El silencio no fue opresivo sino curiosamente profesional, como si este reparto, breve y conciso, de verdades, fuera necesario para una negociación más importante.

– La calidad de todo lo bueno que conocí, Patricia, ha disminuido tan brutalmente con el paso del tiempo…

– El pelirrojo es quien la consigue, ¿no? -insistió Patricia. Graziella revisó algo inexistente en sus larguísimas uñas.

– ¿En qué puedo serte de ayuda, querida Patricia? -culminó Graziella.

– Quiero que me hagas heredar buena parte de tu colección en una fundación que estoy a punto de levantar.

Graziella levantó una mano y Douglas reapareció de inmediato, se inclinó hacia ella y Patricia entendió que ordenaba que le sirviera champagne. Douglas desapareció y Graziella alisó sin necesidad alguna su vestido.

– Toda mi vida, Patricia, he aceptado que crean que vivo rodeada de falsificaciones…

– No lo son -interrumpió Patricia querida.

– Siempre he tenido más enemigos que amigos, Patricia. Contigo la excepción, que has pasado por todo, nieta, nieta predilecta, enemiga y ahora de nuevo amiga. Es cierto que debe molestar que todo lo que poseo sea privado.

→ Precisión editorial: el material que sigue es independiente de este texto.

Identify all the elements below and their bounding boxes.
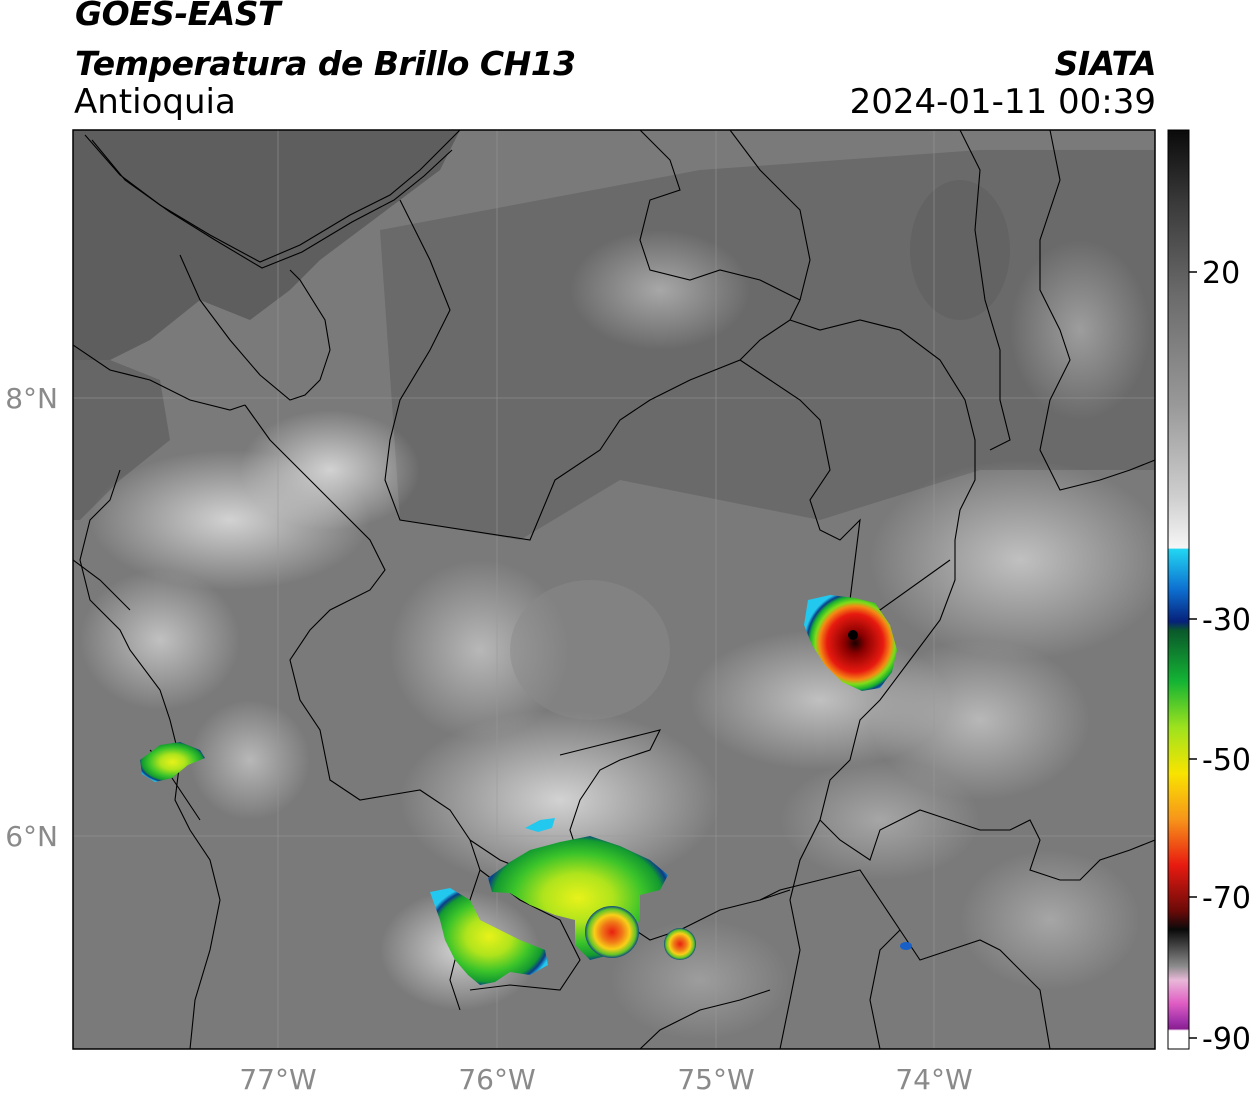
colorbar-tick-20: 20 <box>1202 256 1240 291</box>
brand-label: SIATA <box>1054 44 1157 83</box>
title-line-1: GOES-EAST <box>75 0 281 33</box>
region-label: Antioquia <box>74 82 236 122</box>
lat-label-6n: 6°N <box>5 820 58 853</box>
map-imagery <box>73 130 1155 1049</box>
lon-label-74w: 74°W <box>895 1063 972 1096</box>
lon-label-77w: 77°W <box>239 1063 316 1096</box>
colorbar: 20 -30 -50 -70 -90 <box>1167 129 1251 1057</box>
colorbar-tick-minus30: -30 <box>1202 603 1251 638</box>
datetime-label: 2024-01-11 00:39 <box>849 82 1156 122</box>
colorbar-tick-minus90: -90 <box>1202 1022 1251 1057</box>
storm-cells <box>140 595 912 985</box>
lat-label-8n: 8°N <box>5 382 58 415</box>
lon-label-76w: 76°W <box>458 1063 535 1096</box>
lon-label-75w: 75°W <box>677 1063 754 1096</box>
title-line-2: Temperatura de Brillo CH13 <box>75 44 576 83</box>
colorbar-tick-minus70: -70 <box>1202 881 1251 916</box>
colorbar-tick-minus50: -50 <box>1202 743 1251 778</box>
map-frame <box>72 129 1156 1050</box>
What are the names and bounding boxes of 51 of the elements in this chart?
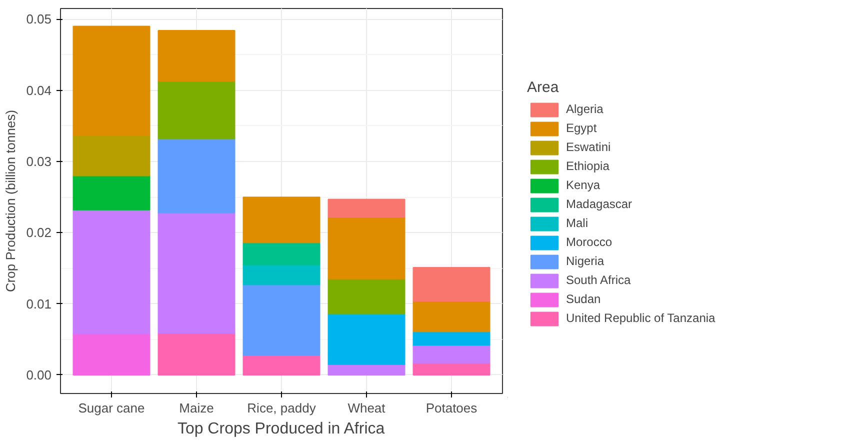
bar xyxy=(328,278,406,314)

Pero siempre tuve claro que lo que de verdad les molestaba es que lo tuviera una india, como yo.

– Es típico de los latinoamericanos sentirse minusvalorados, grandma Graziella.

– Sé que lo consideras tonto, porque eres rubia y con pasaporte austríaco, pero qué le vamos a hacer, a lo mejor el mundo es injusto y todo depende de la suerte. Suerte, Patricia, es lo único que han tenido países como el mío. Suerte. Tuvimos dinero para comprar lo incomparable.

– En el fondo era mejor que los creyeran falsos -agregó Patricia en lo que su abuela le permitió.

– Absolutamente. Eso fue lo primero que me enseñó tu abuelo: nunca lleves la contraria a nadie en público. Atácalos detrás de las cortinas, destrúyelos lentamente a través de sus propias debilidades y contradicciones.